Watsa tries to save a Canadian icon
“Looking over Fairfax’s history, it’s evident the firm has shied away from technology companies. The fast-moving industry generally makes it too risky for long-term value investors. That’s why his pursuit of BlackBerry is surprising. In 2011, Fairfax held a 2.25% stake in the company. Watsa spoke to Canadian Business that November about his investment, saying that he was incredulous the company had fallen out of favour with investors when it still earned billions in revenue and kept a large cash pile on its balance sheet. He felt the PlayBook tablet, widely considered a flop, could be saved. (BlackBerry has all but abandoned it.) He also praised co-CEOs Jim Balsillie and Mike Lazaridis. “We’re shareholders because of Mike and Jim,” he said. “Imagine putting someone else [in].…That’s risky. I wouldn’t invest in a company that did that.” Two months later, Lazaridis and Balsillie resigned as co-CEOs, Thorsten Heins took over, Watsa joined the board and Fairfax raised its stake to more than 5%.”
“With all of these challenges and uncertainties, is BlackBerry really worth $9 a share today? As a value investor, Watsa is primarily concerned with getting a good price. In making a bid for the entire company, the Fairfax consortium gets access to BlackBerry’s cash pile—$2.6 billion as of the last quarter, though its quickly declining. That’s a smart move from his perspective, since the cash can be used to pay back any loans required to finance the buyout, limiting the cost for Fairfax and its partners. Analysts are nevertheless divided on the company’s worth. One wildcard is BlackBerry’s patent portfolio. Gus Papageorgiou at Scotiabank wrote recently the company’s 5,136 patents could be worth $2.25 billion, reasoning that BlackBerry has filed almost as many patents as Apple during the smartphone boom, and these patents have a lifespan of roughly 12 years. That’s partly why he values BlackBerry at more than $10 a share, suggesting Watsa is getting a steal.”
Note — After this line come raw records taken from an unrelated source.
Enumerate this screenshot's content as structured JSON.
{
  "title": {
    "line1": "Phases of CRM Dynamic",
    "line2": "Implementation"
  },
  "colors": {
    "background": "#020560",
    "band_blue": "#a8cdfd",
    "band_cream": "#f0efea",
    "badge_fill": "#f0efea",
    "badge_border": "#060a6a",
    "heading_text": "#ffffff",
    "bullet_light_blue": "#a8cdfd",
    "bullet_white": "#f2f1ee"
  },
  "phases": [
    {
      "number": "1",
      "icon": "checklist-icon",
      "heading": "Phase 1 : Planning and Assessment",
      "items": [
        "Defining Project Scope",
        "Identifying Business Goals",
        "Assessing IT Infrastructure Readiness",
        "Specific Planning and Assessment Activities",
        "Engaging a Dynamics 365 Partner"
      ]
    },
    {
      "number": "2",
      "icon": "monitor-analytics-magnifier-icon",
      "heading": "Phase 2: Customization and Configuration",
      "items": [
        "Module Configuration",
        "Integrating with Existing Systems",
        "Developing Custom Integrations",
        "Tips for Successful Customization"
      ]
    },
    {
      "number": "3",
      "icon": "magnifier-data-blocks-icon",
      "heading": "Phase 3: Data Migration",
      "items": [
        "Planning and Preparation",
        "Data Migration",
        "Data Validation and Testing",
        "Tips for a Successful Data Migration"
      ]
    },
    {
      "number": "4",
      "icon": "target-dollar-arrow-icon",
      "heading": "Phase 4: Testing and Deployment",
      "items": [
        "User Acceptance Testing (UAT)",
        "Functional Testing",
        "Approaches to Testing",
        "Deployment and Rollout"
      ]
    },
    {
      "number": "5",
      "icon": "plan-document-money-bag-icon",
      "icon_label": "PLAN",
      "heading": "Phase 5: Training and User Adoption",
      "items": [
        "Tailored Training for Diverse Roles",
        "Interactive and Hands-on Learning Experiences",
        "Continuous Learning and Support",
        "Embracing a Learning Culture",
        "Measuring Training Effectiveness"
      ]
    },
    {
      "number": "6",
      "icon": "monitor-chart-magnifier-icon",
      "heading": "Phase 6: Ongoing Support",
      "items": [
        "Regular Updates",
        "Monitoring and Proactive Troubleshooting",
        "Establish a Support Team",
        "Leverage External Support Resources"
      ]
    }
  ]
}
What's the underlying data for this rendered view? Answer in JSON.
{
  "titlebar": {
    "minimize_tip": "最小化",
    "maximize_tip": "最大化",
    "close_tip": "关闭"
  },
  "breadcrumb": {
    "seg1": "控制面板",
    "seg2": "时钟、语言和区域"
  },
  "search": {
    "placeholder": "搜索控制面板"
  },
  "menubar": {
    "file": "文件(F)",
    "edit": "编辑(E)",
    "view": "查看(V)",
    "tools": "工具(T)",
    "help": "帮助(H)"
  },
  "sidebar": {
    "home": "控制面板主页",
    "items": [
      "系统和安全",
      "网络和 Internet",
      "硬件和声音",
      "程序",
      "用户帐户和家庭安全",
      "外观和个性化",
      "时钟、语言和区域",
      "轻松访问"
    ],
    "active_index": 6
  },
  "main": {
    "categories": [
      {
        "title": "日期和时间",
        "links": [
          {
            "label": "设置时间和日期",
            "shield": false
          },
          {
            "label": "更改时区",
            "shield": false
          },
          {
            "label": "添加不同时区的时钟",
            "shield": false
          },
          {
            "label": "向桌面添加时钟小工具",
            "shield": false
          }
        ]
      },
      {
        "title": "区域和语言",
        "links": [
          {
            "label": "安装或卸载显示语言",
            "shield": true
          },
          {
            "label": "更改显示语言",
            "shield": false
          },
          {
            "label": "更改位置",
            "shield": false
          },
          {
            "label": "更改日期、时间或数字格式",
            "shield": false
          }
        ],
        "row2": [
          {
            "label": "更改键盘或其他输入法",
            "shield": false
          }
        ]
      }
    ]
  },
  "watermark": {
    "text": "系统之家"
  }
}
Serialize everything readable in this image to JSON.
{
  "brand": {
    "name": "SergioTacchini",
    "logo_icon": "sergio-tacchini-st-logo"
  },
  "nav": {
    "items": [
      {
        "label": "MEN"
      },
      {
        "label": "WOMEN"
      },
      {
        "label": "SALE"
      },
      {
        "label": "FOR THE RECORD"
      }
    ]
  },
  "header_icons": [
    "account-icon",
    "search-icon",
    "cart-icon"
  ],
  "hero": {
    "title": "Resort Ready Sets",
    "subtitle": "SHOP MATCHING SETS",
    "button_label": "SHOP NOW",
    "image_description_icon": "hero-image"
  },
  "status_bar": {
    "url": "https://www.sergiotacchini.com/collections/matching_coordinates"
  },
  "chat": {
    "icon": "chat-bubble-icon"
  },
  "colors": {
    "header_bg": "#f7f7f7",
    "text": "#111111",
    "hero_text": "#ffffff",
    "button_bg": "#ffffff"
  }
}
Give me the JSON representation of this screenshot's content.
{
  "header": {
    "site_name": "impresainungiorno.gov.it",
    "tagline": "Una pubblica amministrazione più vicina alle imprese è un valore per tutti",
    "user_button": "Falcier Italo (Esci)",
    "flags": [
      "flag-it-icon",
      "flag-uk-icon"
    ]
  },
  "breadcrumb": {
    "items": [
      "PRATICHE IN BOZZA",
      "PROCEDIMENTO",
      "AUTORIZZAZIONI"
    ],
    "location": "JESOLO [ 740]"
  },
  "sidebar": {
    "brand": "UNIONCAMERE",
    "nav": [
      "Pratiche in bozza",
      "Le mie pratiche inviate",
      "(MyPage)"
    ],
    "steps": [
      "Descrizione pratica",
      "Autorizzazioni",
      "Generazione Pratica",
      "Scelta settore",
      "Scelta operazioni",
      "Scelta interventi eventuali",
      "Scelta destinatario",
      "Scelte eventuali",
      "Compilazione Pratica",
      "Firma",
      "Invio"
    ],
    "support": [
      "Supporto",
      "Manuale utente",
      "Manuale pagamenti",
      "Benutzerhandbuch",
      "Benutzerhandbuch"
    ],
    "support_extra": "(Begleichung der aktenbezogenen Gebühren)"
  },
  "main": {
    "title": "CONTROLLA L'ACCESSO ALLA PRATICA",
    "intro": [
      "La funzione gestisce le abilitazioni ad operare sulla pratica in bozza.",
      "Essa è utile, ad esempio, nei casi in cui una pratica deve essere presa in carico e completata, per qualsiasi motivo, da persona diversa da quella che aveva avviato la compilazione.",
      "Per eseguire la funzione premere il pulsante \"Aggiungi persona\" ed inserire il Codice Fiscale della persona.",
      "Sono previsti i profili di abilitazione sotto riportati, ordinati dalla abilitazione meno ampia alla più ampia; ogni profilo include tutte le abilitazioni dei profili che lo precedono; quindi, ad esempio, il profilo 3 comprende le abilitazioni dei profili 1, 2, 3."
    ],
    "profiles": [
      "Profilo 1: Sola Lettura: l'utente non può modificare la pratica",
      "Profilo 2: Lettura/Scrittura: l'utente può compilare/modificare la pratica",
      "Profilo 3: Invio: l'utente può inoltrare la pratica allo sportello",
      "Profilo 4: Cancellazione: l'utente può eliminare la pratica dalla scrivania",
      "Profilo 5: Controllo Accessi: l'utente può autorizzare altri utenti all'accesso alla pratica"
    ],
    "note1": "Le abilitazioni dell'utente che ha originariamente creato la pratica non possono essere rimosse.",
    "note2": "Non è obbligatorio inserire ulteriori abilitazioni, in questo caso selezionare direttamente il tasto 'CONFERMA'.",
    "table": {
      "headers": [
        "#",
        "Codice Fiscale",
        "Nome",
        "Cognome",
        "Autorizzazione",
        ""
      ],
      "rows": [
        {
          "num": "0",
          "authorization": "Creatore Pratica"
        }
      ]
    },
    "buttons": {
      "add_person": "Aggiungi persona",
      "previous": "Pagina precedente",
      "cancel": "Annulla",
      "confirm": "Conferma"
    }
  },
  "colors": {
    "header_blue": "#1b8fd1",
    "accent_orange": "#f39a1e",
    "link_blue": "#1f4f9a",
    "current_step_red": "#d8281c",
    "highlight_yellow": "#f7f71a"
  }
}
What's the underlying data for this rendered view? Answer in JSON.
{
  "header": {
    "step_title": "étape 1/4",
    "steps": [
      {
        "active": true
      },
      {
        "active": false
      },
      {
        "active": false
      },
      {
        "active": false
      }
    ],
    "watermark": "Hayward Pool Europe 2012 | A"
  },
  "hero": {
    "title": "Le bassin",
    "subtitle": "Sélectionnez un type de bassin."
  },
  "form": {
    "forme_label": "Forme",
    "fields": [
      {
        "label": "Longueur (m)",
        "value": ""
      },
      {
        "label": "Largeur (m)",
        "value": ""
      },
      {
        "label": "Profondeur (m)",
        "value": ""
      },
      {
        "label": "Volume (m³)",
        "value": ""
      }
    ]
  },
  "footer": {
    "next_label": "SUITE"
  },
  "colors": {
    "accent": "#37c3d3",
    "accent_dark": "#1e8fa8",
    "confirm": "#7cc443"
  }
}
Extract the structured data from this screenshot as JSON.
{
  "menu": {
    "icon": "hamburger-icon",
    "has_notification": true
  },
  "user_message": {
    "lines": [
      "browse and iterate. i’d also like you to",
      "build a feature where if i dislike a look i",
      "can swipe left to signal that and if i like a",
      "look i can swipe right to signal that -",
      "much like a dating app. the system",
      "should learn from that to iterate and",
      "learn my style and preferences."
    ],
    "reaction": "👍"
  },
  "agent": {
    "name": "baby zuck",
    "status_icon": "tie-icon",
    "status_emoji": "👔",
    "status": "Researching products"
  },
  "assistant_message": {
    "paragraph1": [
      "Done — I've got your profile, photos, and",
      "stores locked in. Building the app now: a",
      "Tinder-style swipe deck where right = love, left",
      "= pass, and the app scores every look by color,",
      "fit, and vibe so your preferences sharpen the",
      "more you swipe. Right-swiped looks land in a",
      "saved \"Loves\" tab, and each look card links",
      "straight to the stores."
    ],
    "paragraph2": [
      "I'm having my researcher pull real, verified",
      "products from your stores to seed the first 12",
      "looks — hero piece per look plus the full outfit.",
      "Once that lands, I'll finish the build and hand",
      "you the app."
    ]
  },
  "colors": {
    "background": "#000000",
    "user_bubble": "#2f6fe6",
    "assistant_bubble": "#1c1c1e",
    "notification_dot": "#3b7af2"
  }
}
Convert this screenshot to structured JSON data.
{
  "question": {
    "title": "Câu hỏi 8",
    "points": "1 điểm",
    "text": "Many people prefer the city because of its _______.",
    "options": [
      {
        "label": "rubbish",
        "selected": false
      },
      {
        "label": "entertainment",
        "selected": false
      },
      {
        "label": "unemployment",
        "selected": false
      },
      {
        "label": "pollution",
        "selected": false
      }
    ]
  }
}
It seems as if Fairfax has not been able to muster up enough support for its takeover of Blackberry. However, Fairfax has placed about $1 billion in financing for the organization, along with a group of institutional investors. In the meantime, current CEO Thorsten Heins has stepped down, and is being replaced by John Chen, who is being described as a turnaround specialist.
The Blackberry story is not over, yet, as Watsa and crew continue their support of the company.